Diane Janosek: Well, thank you for that, Simone. So I loved listening to Camille. Of course, I'm fully supportive of what they were trying to roll out. I've been tracking this field for a while. The nice thing about cyber workforce development, it is bipartisan. And everyone realizes, yeah, we need to come to the table and get together. But the nice thing about the July 31, 2023, strategy that Camille was talking about is it just gives it more momentum and more energy and more focus, right. If they weren't talking about it, we wouldn't be talking about it. So it's setting the tone for, by the way, this is really important, employers, we need to think about this, states, as well as the federal government, need to be thinking about it, cities need to be thinking about it, let's all rally behind this. The reason why I loved Camille -- I think you even used the word "roadshow," you know, when you were talking with her. That's awesome. I mean, the fact that they are interested in doing a roadshow and talking about National Cyber Workforce Education Strategy is amazing, right. We need that. We need that as a country with all these open positions, with so many changes in technology, so many vulnerabilities being introduced in so many ways that people are unexpected, the fact that we have a White House that is directing this much energy with the stamp of the Office of the National Cyber Director, you know, with Mr. Inglis and with Kemba Walden, and now hopefully it's going to be a good friend of mine is going to be up there too, it's going to be a lot of goodness. And it's all because you need momentum, you need energy, you need all hands on deck and, you know, all power to them.

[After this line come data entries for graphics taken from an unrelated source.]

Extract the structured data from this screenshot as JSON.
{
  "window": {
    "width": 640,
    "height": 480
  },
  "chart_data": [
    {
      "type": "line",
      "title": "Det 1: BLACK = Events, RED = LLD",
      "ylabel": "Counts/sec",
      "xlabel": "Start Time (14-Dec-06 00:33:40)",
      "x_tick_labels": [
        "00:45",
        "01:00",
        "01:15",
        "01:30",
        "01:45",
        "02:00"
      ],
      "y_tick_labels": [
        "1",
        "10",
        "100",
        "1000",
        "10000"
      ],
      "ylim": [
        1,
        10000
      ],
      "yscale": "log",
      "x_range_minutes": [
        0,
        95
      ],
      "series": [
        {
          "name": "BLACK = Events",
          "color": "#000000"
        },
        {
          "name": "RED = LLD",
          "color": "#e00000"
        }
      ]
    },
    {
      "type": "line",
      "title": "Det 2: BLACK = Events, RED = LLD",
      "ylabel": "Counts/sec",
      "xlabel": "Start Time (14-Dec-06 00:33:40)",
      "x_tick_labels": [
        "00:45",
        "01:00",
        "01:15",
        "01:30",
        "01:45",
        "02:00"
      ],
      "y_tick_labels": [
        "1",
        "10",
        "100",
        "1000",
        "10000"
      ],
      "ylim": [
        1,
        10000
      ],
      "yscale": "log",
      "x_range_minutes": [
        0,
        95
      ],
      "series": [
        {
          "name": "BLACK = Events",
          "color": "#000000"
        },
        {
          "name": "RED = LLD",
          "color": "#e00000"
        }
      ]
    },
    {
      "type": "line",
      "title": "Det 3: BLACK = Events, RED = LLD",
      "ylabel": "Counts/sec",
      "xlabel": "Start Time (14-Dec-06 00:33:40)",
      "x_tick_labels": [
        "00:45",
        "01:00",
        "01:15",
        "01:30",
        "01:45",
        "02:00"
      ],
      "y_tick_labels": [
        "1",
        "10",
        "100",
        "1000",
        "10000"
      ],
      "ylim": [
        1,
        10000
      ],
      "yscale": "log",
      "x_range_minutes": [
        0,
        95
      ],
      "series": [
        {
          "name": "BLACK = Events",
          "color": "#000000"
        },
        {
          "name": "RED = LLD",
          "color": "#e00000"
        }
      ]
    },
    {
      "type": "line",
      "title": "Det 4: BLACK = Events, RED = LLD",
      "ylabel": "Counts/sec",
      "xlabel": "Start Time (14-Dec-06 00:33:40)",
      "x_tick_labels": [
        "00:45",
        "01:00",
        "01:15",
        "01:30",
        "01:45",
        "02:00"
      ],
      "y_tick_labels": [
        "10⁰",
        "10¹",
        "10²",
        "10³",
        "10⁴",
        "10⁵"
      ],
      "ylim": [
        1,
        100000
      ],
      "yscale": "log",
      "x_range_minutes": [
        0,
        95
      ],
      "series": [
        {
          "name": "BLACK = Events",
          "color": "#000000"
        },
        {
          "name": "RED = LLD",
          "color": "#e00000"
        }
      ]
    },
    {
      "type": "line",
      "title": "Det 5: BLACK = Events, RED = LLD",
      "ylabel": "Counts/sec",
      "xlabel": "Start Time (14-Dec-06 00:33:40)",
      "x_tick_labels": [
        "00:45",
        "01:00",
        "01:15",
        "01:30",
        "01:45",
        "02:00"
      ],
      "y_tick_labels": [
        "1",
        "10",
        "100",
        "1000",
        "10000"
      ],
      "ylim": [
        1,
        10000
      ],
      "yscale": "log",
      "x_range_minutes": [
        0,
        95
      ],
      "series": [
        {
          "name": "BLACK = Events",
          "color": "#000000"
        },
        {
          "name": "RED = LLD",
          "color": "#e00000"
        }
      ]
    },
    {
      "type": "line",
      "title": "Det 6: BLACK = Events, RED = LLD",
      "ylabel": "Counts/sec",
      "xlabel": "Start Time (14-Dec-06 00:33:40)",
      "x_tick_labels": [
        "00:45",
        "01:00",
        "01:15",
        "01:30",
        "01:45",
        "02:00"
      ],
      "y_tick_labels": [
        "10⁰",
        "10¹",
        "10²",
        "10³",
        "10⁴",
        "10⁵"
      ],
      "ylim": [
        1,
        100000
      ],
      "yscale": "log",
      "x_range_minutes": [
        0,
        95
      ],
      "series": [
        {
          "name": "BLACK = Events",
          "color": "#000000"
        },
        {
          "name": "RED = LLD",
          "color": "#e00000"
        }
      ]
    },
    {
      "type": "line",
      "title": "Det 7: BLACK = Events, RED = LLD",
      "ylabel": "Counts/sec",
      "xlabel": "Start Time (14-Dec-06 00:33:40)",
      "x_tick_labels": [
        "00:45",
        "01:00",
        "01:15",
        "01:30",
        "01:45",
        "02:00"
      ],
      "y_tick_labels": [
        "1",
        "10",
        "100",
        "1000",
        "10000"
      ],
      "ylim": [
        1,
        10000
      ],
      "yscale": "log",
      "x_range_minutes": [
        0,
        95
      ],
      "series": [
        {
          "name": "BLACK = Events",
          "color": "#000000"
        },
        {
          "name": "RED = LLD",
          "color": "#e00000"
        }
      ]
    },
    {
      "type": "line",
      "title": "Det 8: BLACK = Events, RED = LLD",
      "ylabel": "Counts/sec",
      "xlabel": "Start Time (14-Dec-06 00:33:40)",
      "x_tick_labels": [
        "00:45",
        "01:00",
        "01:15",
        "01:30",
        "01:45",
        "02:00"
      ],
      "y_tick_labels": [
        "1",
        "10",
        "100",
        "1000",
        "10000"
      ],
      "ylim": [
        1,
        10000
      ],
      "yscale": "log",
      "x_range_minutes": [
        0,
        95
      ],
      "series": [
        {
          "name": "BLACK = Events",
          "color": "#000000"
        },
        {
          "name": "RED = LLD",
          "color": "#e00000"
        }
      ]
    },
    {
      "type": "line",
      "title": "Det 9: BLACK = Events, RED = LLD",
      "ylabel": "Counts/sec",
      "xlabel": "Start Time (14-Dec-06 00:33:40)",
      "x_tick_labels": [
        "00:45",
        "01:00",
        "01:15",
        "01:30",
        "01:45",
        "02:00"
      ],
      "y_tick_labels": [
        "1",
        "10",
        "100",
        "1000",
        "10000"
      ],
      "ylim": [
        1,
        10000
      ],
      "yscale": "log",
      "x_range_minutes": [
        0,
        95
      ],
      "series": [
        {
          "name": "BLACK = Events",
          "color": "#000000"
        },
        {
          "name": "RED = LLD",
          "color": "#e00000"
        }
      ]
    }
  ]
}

Simone Petrella: Amazing. Well, thank you, Diane, again, thank you so much for joining us here today. Really appreciate the conversation as usual. And is there anything else that you want to kind of bring up that maybe I neglected to ask?
Diane Janosek: I just wanted to mention that I often have people say to me, well, you know, what is cyber about, you know? And it is really an amazing field. It is an incredibly inclusive field. They want to include you. You don't know something, hey, we'll teach you. They sit sidesaddle on so many things. There's so many teaming. If you like working with a team and you like learning, it's an amazing field to jump into. So it is perfect for all ages, you know, all genders, all nationalities. And it's just fun. And we're very supportive of each other. So join in.
Simone Petrella: Thank you so much, Diane.
Diane Janosek: Thank you. Have a great day. Thank you so much for having me.